NEW YORK (GenomeWeb News) – Canadian researchers will receive C$2.7 million (US$2.4 million) from a new round of grants from Genome British Columbia to use genomics-based research methods to pursue a range of biomedical, environmental, disease, and forestry-related studies.
Vancouver-based Genome BC has given out ten grants to British Columbia-baseed research groups for genomics studies under the Science Opportunities Fund.
The funding under this program is focused on short-term peer-reviewed projects that could be of significance to British Columbia and will benefit the regional economy, Genome BC said last week. The fund was created to fill a funding gap for small, short-term projects in order to help British Columbia researchers compete for larger national or international grants.
One research team at the University of British Columbia will study microbial communities and the effect these have on oxygen concentrations in the oceans' "dead zones."
Scientists at the Centre for Molecular Medicine and Therapeutics will use the grant to pursue novel DNA integration tools for use in gene therapy interactions for brain diseases.
Another UBC group will develop new detection systems for identifying infectious agents directly from biological samples that could be used in point-of-care diagnostics with a portable device.
Meanwhile, researchers at Simon Frazier University will develop a novel methodology to understand host and pathogen interactions for infectious diseases.

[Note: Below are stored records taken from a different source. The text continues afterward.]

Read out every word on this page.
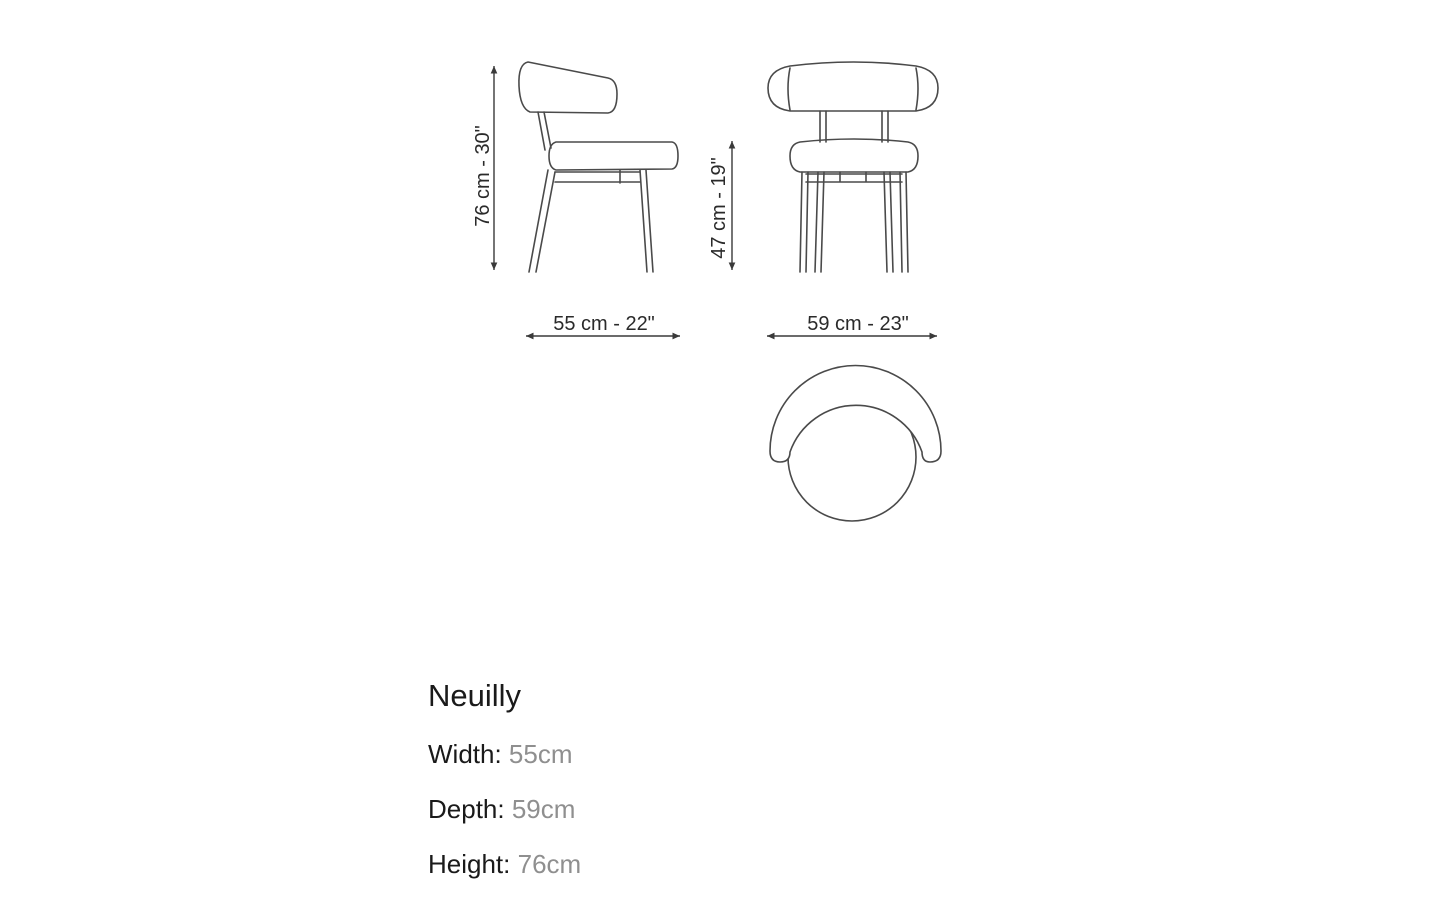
76 cm - 30"
55 cm - 22"
47 cm - 19"
59 cm - 23"
Neuilly
Width: 55cm
Depth: 59cm
Height: 76cm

A UBC team will study tree breeding in order to develop response strategies for climate change and or a sustainable and resilient forestry industry.
Another grant to SFU will fund DNA sequencing studies that will be used to identify hybrid poplar feedstock varieties for use in biofuels.
UBC scientists also will study the diversity of viruses in freshwater ponds and in the environment to determine the sources of avian viruses that could impact public health. Another UBC group will use genomics to study fungal diversity in order to develop forest management practices, and another team will develop drug screening tools that could be used in treating migraines, epilepsy, chronic pain, heart disease, and blindness.
The BC Genome Sciences Centre at the BC Cancer Agency will use a grant to develop bioinformatics tools that could be used to make DNA sequencing, including short sequence assembly and completing large genomes, more effective, accurate, and affordable.